Meghan Markle i książę Harry spodziewają się swojego pierwszego dziecka. Nic więc dziwnego, że dziennikarze śledzą każdy ich ruch i analizują wszystkie detale. Tym razem padło na biżuterię księcia.
Czarny pierścionek na prawej dłoni księcia nie jest drugą obrączką i nie służy mu tylko jako biżuteria. Jak donosi "People", to Oura Ring. Pierścień ten służy do śledzenia snu oraz aktywności fizycznej poprzez temperaturę ciała. "Śledzi ciało" 24 na dobę przez 7 dni w tygodniu, przez co można dokładnie i wnikliwie przeanalizować, czy organizm funkcjonuje prawidłowo.
Ile musimy zapłacić za taki wynalazek? Cena waha się od ok. 1300 zł do ponad 4400 zł. Można go dostać w trzech kolorach - czarnym, różowym i srebrnym.
Nic dziwnego, że książę Harry zaczął troszczyć się o swoje zdrowie. Przed nim wyjątkowo intensywny i odpowiedzialny czas.
Meghan Markle i książę Harry oczekują swojego pierwszego potomka. Informację tę przekazał Pałac Kensington, kiedy przyszli rodzice pojechali z oficjalną wizytą do Australii. To właśnie również tam książę Harry pierwszy raz opowiedział o ciąży Meghan. Swoje przemówienie zaczął od żartów na temat pogody i jedzenia, jednak w pewnym momencie poruszył temat ciąży ukochanej żony.

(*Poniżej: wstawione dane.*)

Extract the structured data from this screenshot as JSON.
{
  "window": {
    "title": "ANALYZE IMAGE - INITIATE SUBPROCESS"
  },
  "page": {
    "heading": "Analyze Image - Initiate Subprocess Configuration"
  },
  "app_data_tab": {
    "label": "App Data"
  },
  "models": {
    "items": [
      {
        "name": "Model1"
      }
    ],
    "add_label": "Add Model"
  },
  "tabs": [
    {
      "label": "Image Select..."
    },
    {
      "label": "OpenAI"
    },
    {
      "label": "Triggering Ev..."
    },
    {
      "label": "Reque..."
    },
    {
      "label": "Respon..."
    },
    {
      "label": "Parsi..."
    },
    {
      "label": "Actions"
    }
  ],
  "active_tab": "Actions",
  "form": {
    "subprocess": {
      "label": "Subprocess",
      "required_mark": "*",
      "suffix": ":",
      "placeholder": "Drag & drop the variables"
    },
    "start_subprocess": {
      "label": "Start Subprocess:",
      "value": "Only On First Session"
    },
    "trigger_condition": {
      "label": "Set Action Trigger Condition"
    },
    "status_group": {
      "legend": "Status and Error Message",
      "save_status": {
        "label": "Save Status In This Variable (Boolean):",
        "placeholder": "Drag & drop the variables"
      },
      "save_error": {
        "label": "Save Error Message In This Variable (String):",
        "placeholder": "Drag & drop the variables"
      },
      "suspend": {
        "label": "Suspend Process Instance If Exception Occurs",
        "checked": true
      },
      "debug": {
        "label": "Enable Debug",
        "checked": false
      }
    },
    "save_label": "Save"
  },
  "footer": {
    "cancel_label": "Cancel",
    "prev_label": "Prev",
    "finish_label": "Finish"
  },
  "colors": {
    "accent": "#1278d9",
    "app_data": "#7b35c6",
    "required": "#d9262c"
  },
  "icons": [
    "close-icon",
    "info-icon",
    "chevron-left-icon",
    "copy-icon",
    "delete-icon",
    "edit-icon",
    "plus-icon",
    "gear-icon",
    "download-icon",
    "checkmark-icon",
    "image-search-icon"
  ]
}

Naprawdę nie mogliśmy wymyślić lepszego miejsca, w którym można by ogłosić nadchodzące narodziny dziecka, czy to chłopca, czy dziewczynki - powiedział zestresowany.
Bukmacherzy już obstawiają, jak będzie nazywać się dziecko Meghan i Harry'ego. Jeśli będzie to dziewczynka, najprawdopodobniej rodzice zdecydują się nazwać córkę Diana - oczywiście na cześć tragicznie zmarłej matki księcia. A jeśli będzie chłopiec? Tu bukmacherzy nie są zgodni. Jedną z propozycji jest imię Spencer, które łączyłoby się z nazwiskiem księżnej Diany (Diana z domu Spencer). Ale ponieważ dzieci Meghan i Harry'ego mają absolutnie minimalne szanse na odziedziczenie tronu, młodzi mogą sobie pozwolić na odrobinę więcej szaleństwa przy wybieraniu imienia.